Passive Passband Filter

In my previous note on passive filters I showed how the passive first order low-pass RC filter and passive first order high-pass RC filter work. Now I will show how to make a passband filter and how the passband filter operates.

In this case we will treat this as two separate devices each with their own cutoff frequency and each with their own attenuation factor. If you are unfamiliar with how to find the attenuation of a first order circuit make sure to check out my first note on passive filters where I describe the topic in detail.

$A_{v} = A_{v1} A_{v2}$

$A_{v}= \frac{R_{1}}{Z_{1}} \frac{X_{C2}}{Z_{2}}$

$A_{v}= (\frac{1}{\sqrt{1+(\frac{f_{c1}}{f})^{2}}} \angle \tan^{-1}(\frac{f_{c1}}{f}) )(\frac{1}{\sqrt{(\frac{f}{f_{c2}})^{2}+1}} \angle -\tan^{-1}(\frac{f}{f_{c2}}))$

$A_{v}=\frac{1}{\sqrt{(\frac{f}{f_{c2}})^{2}+1}\sqrt{1+(\frac{f_{c1}}{f})^{2}}}\angle \tan^{-1}(\frac{f_{c1}}{f})-\tan^{-1}(\frac{f}{f_{c2}})$

$A_{v}=\frac{1}{\sqrt{((\frac{f}{f_{c2}})^{2}+1)(1+(\frac{f_{c1}}{f})^{2}})}\angle \tan^{-1}(\frac{f_{c1}}{f})-\tan^{-1}(\frac{f}{f_{c2}})$

$A_{v}=\frac{1}{\sqrt{(\frac{f}{f_{c2}})^{2}+(\frac{f_{c1}}{f})^{2}+1+(\frac{f}{f_{c2}})^{2}(\frac{f_{c1}}{f})^{2}}}\angle \tan^{-1}(\frac{f_{c1}}{f})-\tan^{-1}(\frac{f}{f_{c2}})$

$A_{v}=\frac{1}{\sqrt{(\frac{f}{f_{c2}})^{2}+(\frac{f_{c1}}{f})^{2}+1+1}}\angle \tan^{-1}(\frac{f_{c1}}{f})-\tan^{-1}(\frac{f}{f_{c2}})$

$A_{v}=\frac{1}{\sqrt{(\frac{f}{f_{c2}})^{2}+(\frac{f_{c1}}{f})^{2}+2}}\angle \tan^{-1}(\frac{f_{c1}}{f})-\tan^{-1}(\frac{f}{f_{c2}})$

Note that $f_{c2}>f_{c1}$ and the greater the difference between the two the wider the pass band will be. If $f_{c2}=f_{c1}$ then there is no pass band because the minimum attenuation occurs at the highest attenuation factor when $f_{c2}=f_{c1}=f$ and results in an attenuation factor of $0.5$ which is greater than the desired minimum attenuation .

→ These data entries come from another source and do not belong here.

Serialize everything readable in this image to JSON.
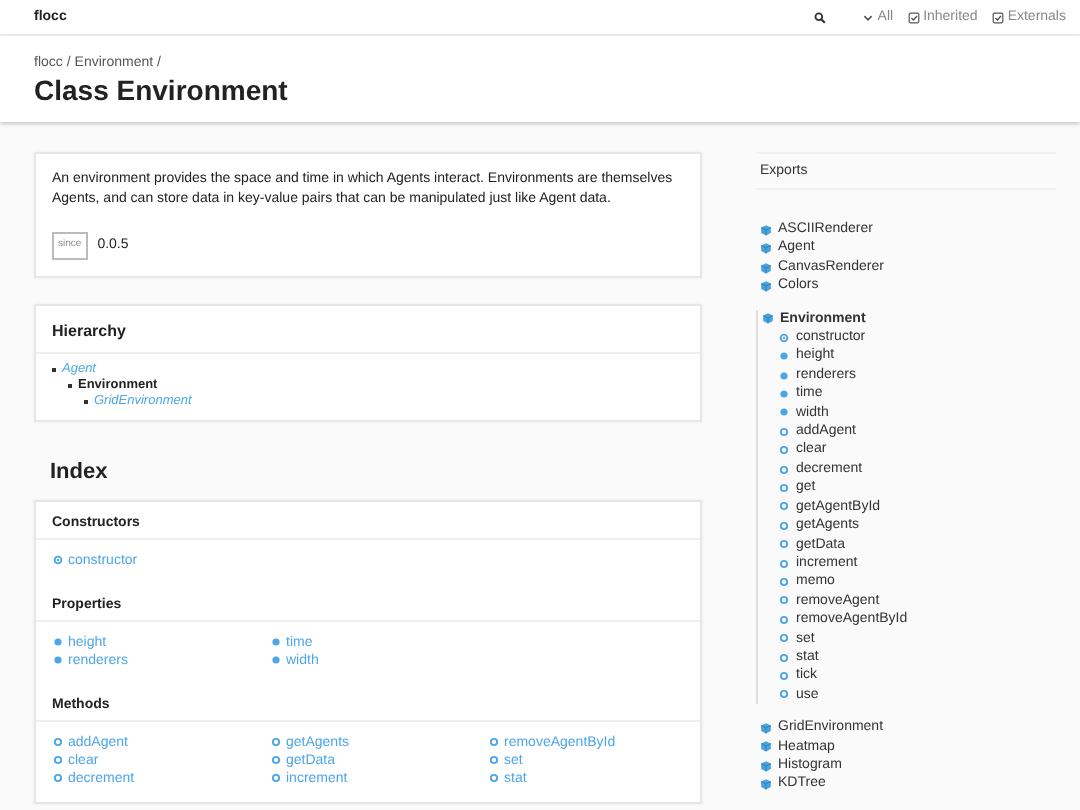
{
  "header": {
    "title": "flocc",
    "filters": [
      {
        "label": "All",
        "kind": "dropdown"
      },
      {
        "label": "Inherited",
        "kind": "checkbox",
        "checked": true
      },
      {
        "label": "Externals",
        "kind": "checkbox",
        "checked": true
      }
    ]
  },
  "breadcrumb": [
    "flocc /",
    "Environment /"
  ],
  "title": "Class Environment",
  "description": {
    "text": "An environment provides the space and time in which Agents interact. Environments are themselves Agents, and can store data in key-value pairs that can be manipulated just like Agent data.",
    "tag": "since",
    "version": "0.0.5"
  },
  "hierarchy": {
    "title": "Hierarchy",
    "items": [
      {
        "label": "Agent",
        "current": false,
        "children": [
          {
            "label": "Environment",
            "current": true,
            "children": [
              {
                "label": "GridEnvironment",
                "current": false
              }
            ]
          }
        ]
      }
    ]
  },
  "index": {
    "title": "Index",
    "sections": [
      {
        "title": "Constructors",
        "items": [
          {
            "label": "constructor",
            "kind": "constructor"
          }
        ]
      },
      {
        "title": "Properties",
        "items": [
          {
            "label": "height",
            "kind": "property"
          },
          {
            "label": "renderers",
            "kind": "property"
          },
          {
            "label": "time",
            "kind": "property"
          },
          {
            "label": "width",
            "kind": "property"
          }
        ]
      },
      {
        "title": "Methods",
        "items": [
          {
            "label": "addAgent",
            "kind": "method"
          },
          {
            "label": "clear",
            "kind": "method"
          },
          {
            "label": "decrement",
            "kind": "method"
          },
          {
            "label": "getAgents",
            "kind": "method"
          },
          {
            "label": "getData",
            "kind": "method"
          },
          {
            "label": "increment",
            "kind": "method"
          },
          {
            "label": "removeAgentById",
            "kind": "method"
          },
          {
            "label": "set",
            "kind": "method"
          },
          {
            "label": "stat",
            "kind": "method"
          }
        ]
      }
    ]
  },
  "sidebar": {
    "title": "Exports",
    "groups": [
      [
        {
          "label": "ASCIIRenderer",
          "kind": "class"
        },
        {
          "label": "Agent",
          "kind": "class"
        },
        {
          "label": "CanvasRenderer",
          "kind": "class"
        },
        {
          "label": "Colors",
          "kind": "class"
        }
      ],
      [
        {
          "label": "Environment",
          "kind": "class",
          "selected": true,
          "children": [
            {
              "label": "constructor",
              "kind": "constructor"
            },
            {
              "label": "height",
              "kind": "property"
            },
            {
              "label": "renderers",
              "kind": "property"
            },
            {
              "label": "time",
              "kind": "property"
            },
            {
              "label": "width",
              "kind": "property"
            },
            {
              "label": "addAgent",
              "kind": "method"
            },
            {
              "label": "clear",
              "kind": "method"
            },
            {
              "label": "decrement",
              "kind": "method"
            },
            {
              "label": "get",
              "kind": "method"
            },
            {
              "label": "getAgentById",
              "kind": "method"
            },
            {
              "label": "getAgents",
              "kind": "method"
            },
            {
              "label": "getData",
              "kind": "method"
            },
            {
              "label": "increment",
              "kind": "method"
            },
            {
              "label": "memo",
              "kind": "method"
            },
            {
              "label": "removeAgent",
              "kind": "method"
            },
            {
              "label": "removeAgentById",
              "kind": "method"
            },
            {
              "label": "set",
              "kind": "method"
            },
            {
              "label": "stat",
              "kind": "method"
            },
            {
              "label": "tick",
              "kind": "method"
            },
            {
              "label": "use",
              "kind": "method"
            }
          ]
        }
      ],
      [
        {
          "label": "GridEnvironment",
          "kind": "class",
          "selected": false
        },
        {
          "label": "Heatmap",
          "kind": "class",
          "selected": false
        },
        {
          "label": "Histogram",
          "kind": "class",
          "selected": false
        },
        {
          "label": "KDTree",
          "kind": "class",
          "selected": false
        }
      ]
    ]
  }
}
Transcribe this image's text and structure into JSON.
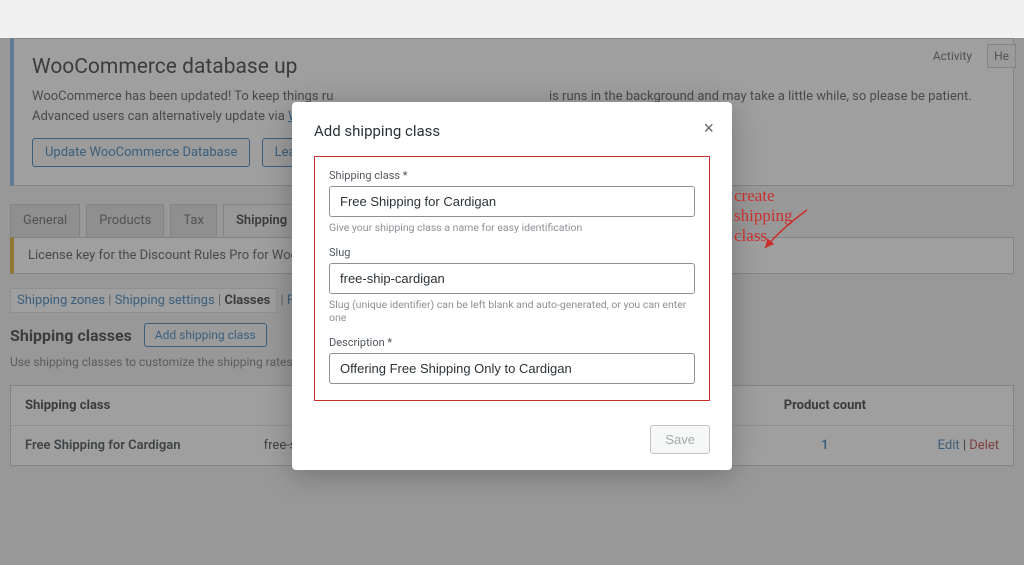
{
  "top": {
    "activity": "Activity",
    "help": "He"
  },
  "notice": {
    "title": "WooCommerce database up",
    "body_pre": "WooCommerce has been updated! To keep things ru",
    "body_mid": "is runs in the background and may take a little while, so please be patient.",
    "body_adv_pre": "Advanced users can alternatively update via ",
    "body_adv_link": "WP CL",
    "btn_update": "Update WooCommerce Database",
    "btn_learn": "Learn mo"
  },
  "tabs": [
    "General",
    "Products",
    "Tax",
    "Shipping"
  ],
  "active_tab": "Shipping",
  "license_bar": "License key for the Discount Rules Pro for WooComm",
  "subsub": {
    "zones": "Shipping zones",
    "settings": "Shipping settings",
    "classes": "Classes",
    "free": "Free ship"
  },
  "heading": {
    "title": "Shipping classes",
    "add_btn": "Add shipping class",
    "desc": "Use shipping classes to customize the shipping rates for diff"
  },
  "table": {
    "cols": [
      "Shipping class",
      "",
      "",
      "Product count",
      ""
    ],
    "rows": [
      {
        "name": "Free Shipping for Cardigan",
        "slug": "free-ship-cardigan",
        "desc": "Offering Free Shipping Only to Cardigan",
        "count": "1",
        "edit": "Edit",
        "delete": "Delet"
      }
    ]
  },
  "modal": {
    "title": "Add shipping class",
    "fields": {
      "class_label": "Shipping class *",
      "class_value": "Free Shipping for Cardigan",
      "class_help": "Give your shipping class a name for easy identification",
      "slug_label": "Slug",
      "slug_value": "free-ship-cardigan",
      "slug_help": "Slug (unique identifier) can be left blank and auto-generated, or you can enter one",
      "desc_label": "Description *",
      "desc_value": "Offering Free Shipping Only to Cardigan"
    },
    "save": "Save"
  },
  "annotation": "create shipping class"
}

If we take the limit as $f_{c2}$ becomes infinitely larger than $f_{c1}$ then we reach the limit for the minimum attenuation (maximum attenuation factor = $\frac{1}{\sqrt{2}}$). Therefore this type of filter will always result in some attenuation.( If $f_{c2}$ is infinitely large then $\frac{f}{f_{c2}}$ approaches zero and if $f _{c1}$ is infinitely small then $\frac{f_{c1}}{f}$ approaches zero.)

Given that $f_{c2}>f_{c1}$ , there will be a frequency somewhere along the pass band called the resonant frequency which is where the maximum point of the graph will be. The frequency at which this occurs can be found by taking the geometric mean of the two cutoff frequencies (not the arithmetic mean).

The bandwidth of the filter is the difference between the two cutoff frequencies.

If the graph of attenuation vs frequency or voltage versus frequency is plotted so that the frequency axis has a logarithmic scale the curve will be symmetrical. If the frequency axis is scaled in the conventional method the curve will be asymmetrical. This is why the resonant frequency is found using the geometric mean and not the arithmetic mean.